La película contiene además un aterrador viaje hacia una suerte de realismo perverso, que más aterrador es conforme más se acerca a una representación realista o veraz, en una paradoja que el filósofo español Ortega y Gasset ya describió (en su texto “La deshumanización del arte y otros ensayos estéticos”) al escribir sobre la desazón que provocan las figuras de cera que albergan algunos museos y que representan a personajes conocidos: “(la desazón) proviene del equívoco urgente que en ellas habita y nos impide adoptar en su presencia una actitud clara y estable.
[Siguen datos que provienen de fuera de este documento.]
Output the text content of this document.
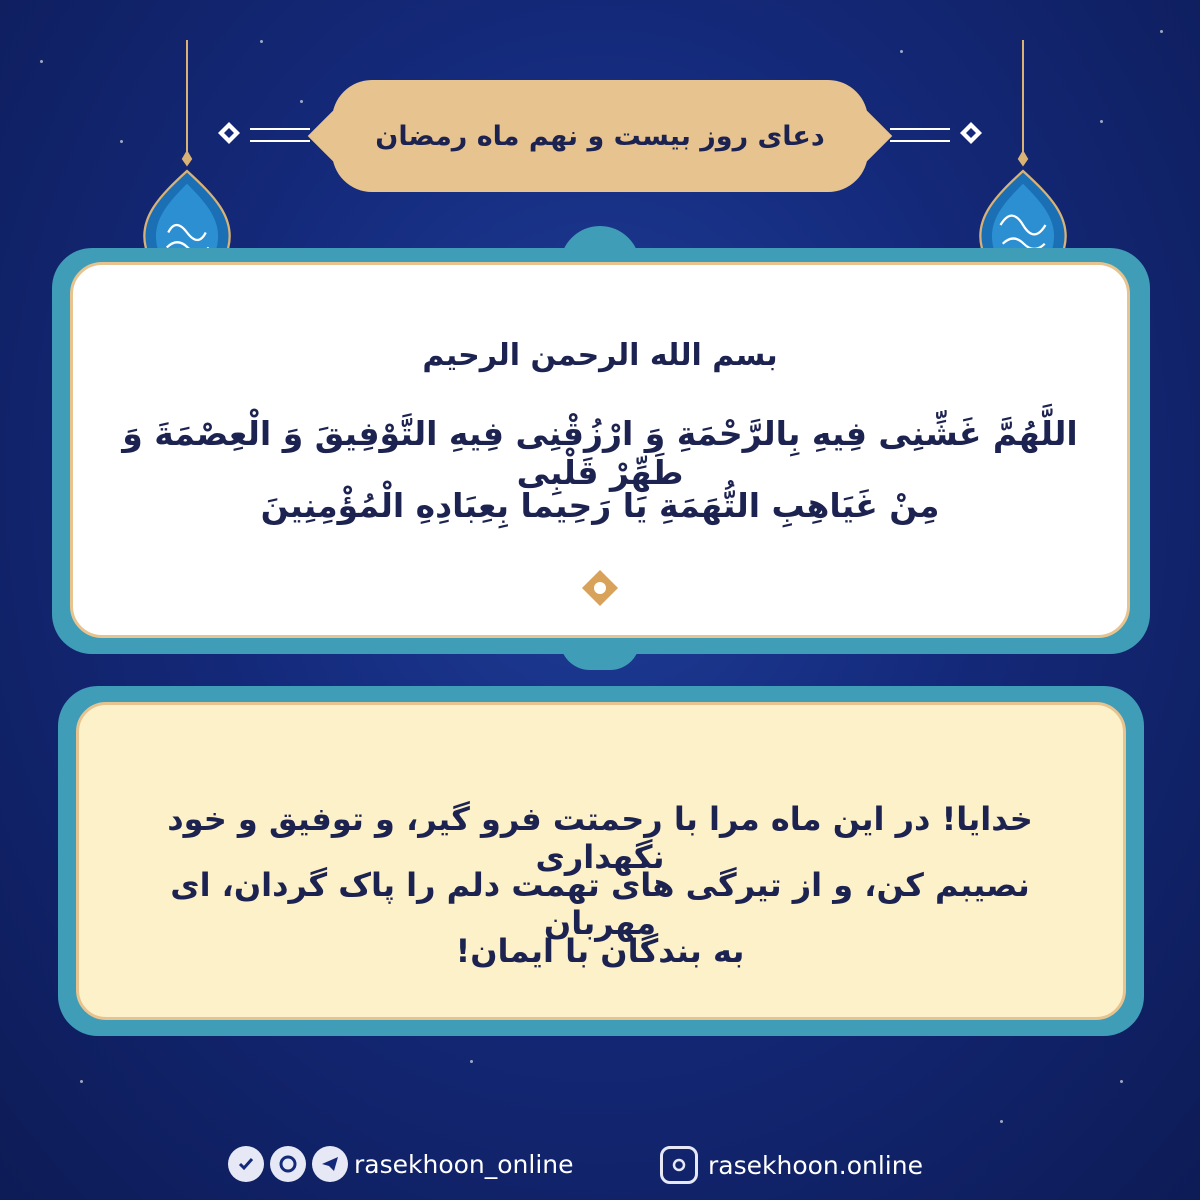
دعای روز بیست و نهم ماه رمضان
بسم الله الرحمن الرحیم
اللَّهُمَّ غَشِّنِی فِیهِ بِالرَّحْمَةِ وَ ارْزُقْنِی فِیهِ التَّوْفِیقَ وَ الْعِصْمَةَ وَ طَهِّرْ قَلْبِی
مِنْ غَیَاهِبِ التُّهَمَةِ یَا رَحِیما بِعِبَادِهِ الْمُؤْمِنِینَ
خدایا! در این ماه مرا با رحمتت فرو گیر، و توفیق و خود نگهداری
نصیبم کن، و از تیرگی های تهمت دلم را پاک گردان، ای مهربان
به بندگان با ایمان!
rasekhoon_online	rasekhoon.online
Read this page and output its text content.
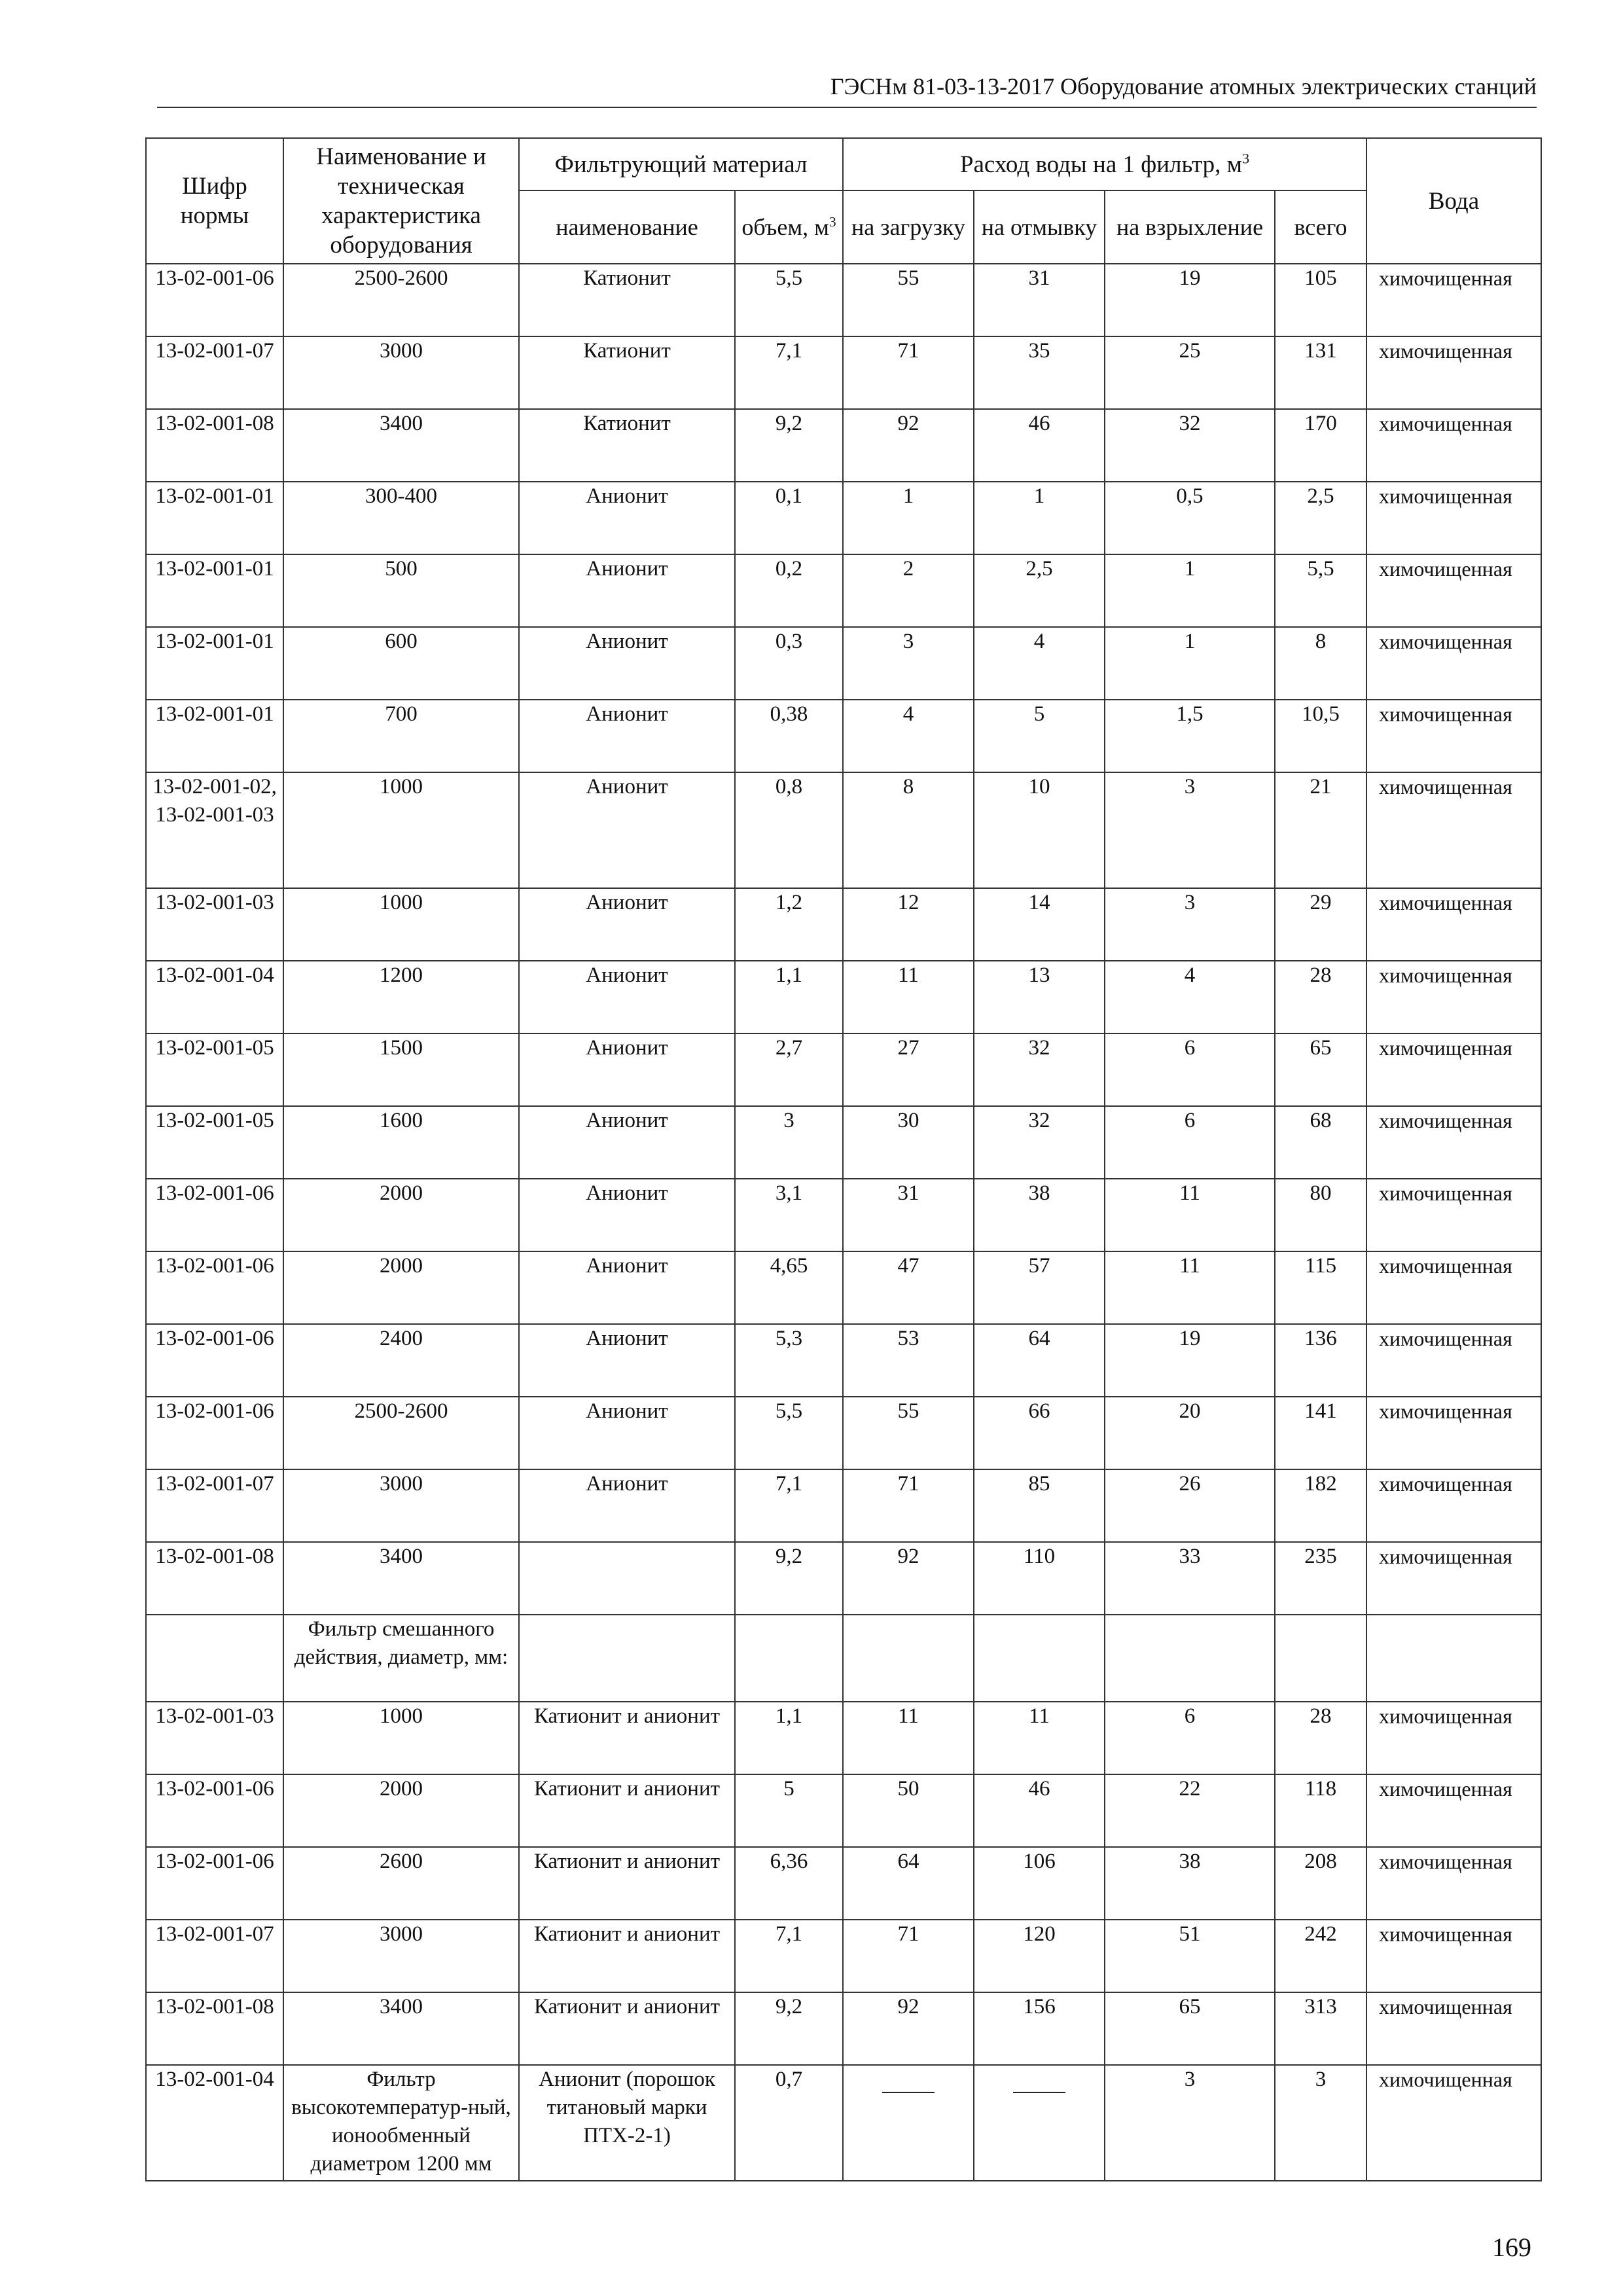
ГЭСНм 81-03-13-2017 Оборудование атомных электрических станций
Шифр нормы	Наименование и техническая характеристика оборудования	Фильтрующий материал		Расход воды на 1 фильтр, $м^3$				Вода
		наименование	объем, $м^3$	на загрузку	на отмывку	на взрыхление	всего	
13-02-001-06	2500-2600	Катионит	5,5	55	31	19	105	химочищенная
13-02-001-07	3000	Катионит	7,1	71	35	25	131	химочищенная
13-02-001-08	3400	Катионит	9,2	92	46	32	170	химочищенная
13-02-001-01	300-400	Анионит	0,1	1	1	0,5	2,5	химочищенная
13-02-001-01	500	Анионит	0,2	2	2,5	1	5,5	химочищенная
13-02-001-01	600	Анионит	0,3	3	4	1	8	химочищенная
13-02-001-01	700	Анионит	0,38	4	5	1,5	10,5	химочищенная
13-02-001-02, 13-02-001-03	1000	Анионит	0,8	8	10	3	21	химочищенная
13-02-001-03	1000	Анионит	1,2	12	14	3	29	химочищенная
13-02-001-04	1200	Анионит	1,1	11	13	4	28	химочищенная
13-02-001-05	1500	Анионит	2,7	27	32	6	65	химочищенная
13-02-001-05	1600	Анионит	3	30	32	6	68	химочищенная
13-02-001-06	2000	Анионит	3,1	31	38	11	80	химочищенная
13-02-001-06	2000	Анионит	4,65	47	57	11	115	химочищенная
13-02-001-06	2400	Анионит	5,3	53	64	19	136	химочищенная
13-02-001-06	2500-2600	Анионит	5,5	55	66	20	141	химочищенная
13-02-001-07	3000	Анионит	7,1	71	85	26	182	химочищенная
13-02-001-08	3400		9,2	92	110	33	235	химочищенная
	Фильтр смешанного действия, диаметр, мм:							
13-02-001-03	1000	Катионит и анионит	1,1	11	11	6	28	химочищенная
13-02-001-06	2000	Катионит и анионит	5	50	46	22	118	химочищенная
13-02-001-06	2600	Катионит и анионит	6,36	64	106	38	208	химочищенная
13-02-001-07	3000	Катионит и анионит	7,1	71	120	51	242	химочищенная
13-02-001-08	3400	Катионит и анионит	9,2	92	156	65	313	химочищенная
13-02-001-04	Фильтр высокотемператур-ный, ионообменный диаметром 1200 мм	Анионит (порошок титановый марки ПТХ-2-1)	0,7			3	3	химочищенная
169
Cuando las sentimos como seres vivos nos burlan descubriendo su cadavérico secreto de muñecos, y si las vemos como ficciones parecen palpitar irritadas. No hay manera de reducirlas a meros objetos. Al mirarlas, nos azora sospechar que son ellas quienes nos están mirando a nosotros”.  Es esa tensión de lo real como algo terrorífico lo que habita en el corazón de La casa lobo. Lo terrorífico no es solo ese hogar perverso, sino la forma en la que ese hogar y sus habitantes se parecen cada vez más a los humanos que los crearon y a los que los contemplan. En ese viaje hacia el realismo, los personajes de La casa lobo se convierten en seres más extraños, más oscuros, más siniestros. Más nosotros que nosotros mismos.